The plaintiff contends that the six percent regulation is void. If we were considering the question as an original one, we might be in doubt as to the answer. Judge Goodrich’s opinion in Philmac v. United States, 192 F. 2d 517, C. A. 3, seems to us to have much to commend it. But all other decisions, and they are numerous, are to the contrary, and hold the regulation void. As a consequence, the rates of interest vary from judicial district to judicial district, from two and one-half percent to six percent. The cases are cited and some of them are discussed in Judge Nordbye’s opinion in United States v. Ring Construction Co., 113 F. Supp. 217, D. C. Minn., affirmed, 209 F. 2d 668. We bow to the overwhelming weight of authority and hold the six percent regulation invalid.

We think that, the regulation being eliminated, the plaintiff’s contention for a four percent rate of interest is reasonable. That is the rate which the Government pays on over-collections of excess profits in these renegotiation cases, 50 U. S. C., App. Sec. 1231 (f). It is the rate fixed by Congress in 1951,65 Stat. 12,13,50 U. S. C., App. Sec. 1215 (b) (2) to be thereafter collected from contractors on unpaid renegotiation debts. The Government does not pay as much as four percent for the money that it borrows.

The Government urges that the plaintiff is barred from recovery by its voluntary payment of the money here sought to be recovered. We think that the rights of the plaintiff were preserved by the agreement of the parties, quoted earlier in this opinion. After the payment by the plaintiff pursuant to the agreement, it litigated the question of the principal amount, in the Tax Court, and was awarded a reduction of principal. The Tax Court held that it had no jurisdiction to pass on the question of interest. The plaintiff then sued here to recover the allegedly excessive interest. We think it is not barred from doing so.
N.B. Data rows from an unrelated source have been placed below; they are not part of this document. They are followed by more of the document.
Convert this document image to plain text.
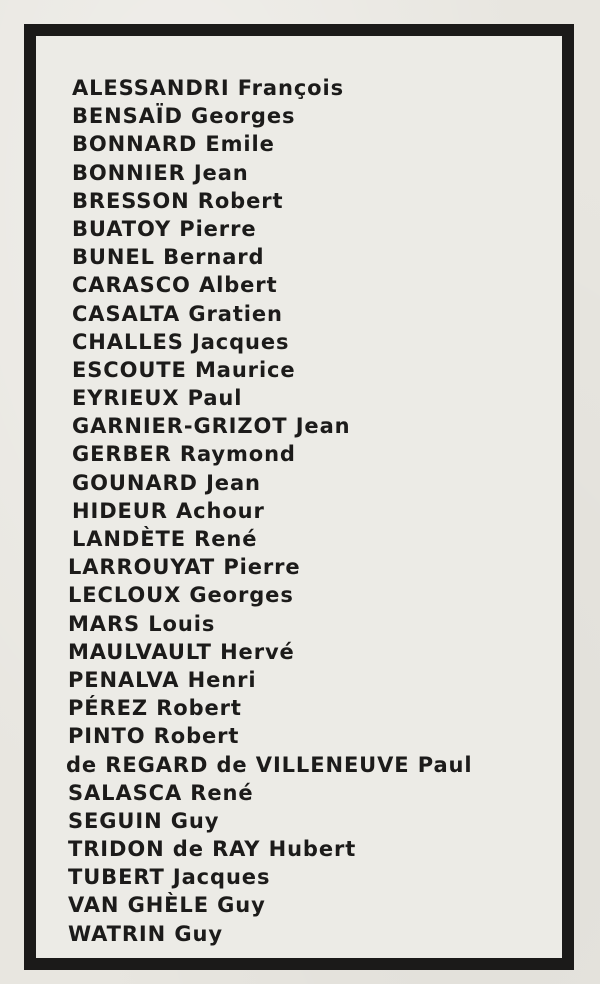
ALESSANDRI François
BENSAÏD Georges
BONNARD Emile
BONNIER Jean
BRESSON Robert
BUATOY Pierre
BUNEL Bernard
CARASCO Albert
CASALTA Gratien
CHALLES Jacques
ESCOUTE Maurice
EYRIEUX Paul
GARNIER-GRIZOT Jean
GERBER Raymond
GOUNARD Jean
HIDEUR Achour
LANDÈTE René
LARROUYAT Pierre
LECLOUX Georges
MARS Louis
MAULVAULT Hervé
PENALVA Henri
PÉREZ Robert
PINTO Robert
de REGARD de VILLENEUVE Paul
SALASCA René
SEGUIN Guy
TRIDON de RAY Hubert
TUBERT Jacques
VAN GHÈLE Guy
WATRIN Guy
The Government’s motion to dismiss the petition is denied.

It is so ordered.

LakamoRe, Judge; Whitaker, Judge; Littleton, Judge; and Jones, Chief Judge, concur.

The Magazine Repeating Razor Company was the plaintiff’s predecessor, to whose interest in this claim the plaintiff succeeded. The word “plaintiff” in this opinion includes both the plaintiff and its predecessor.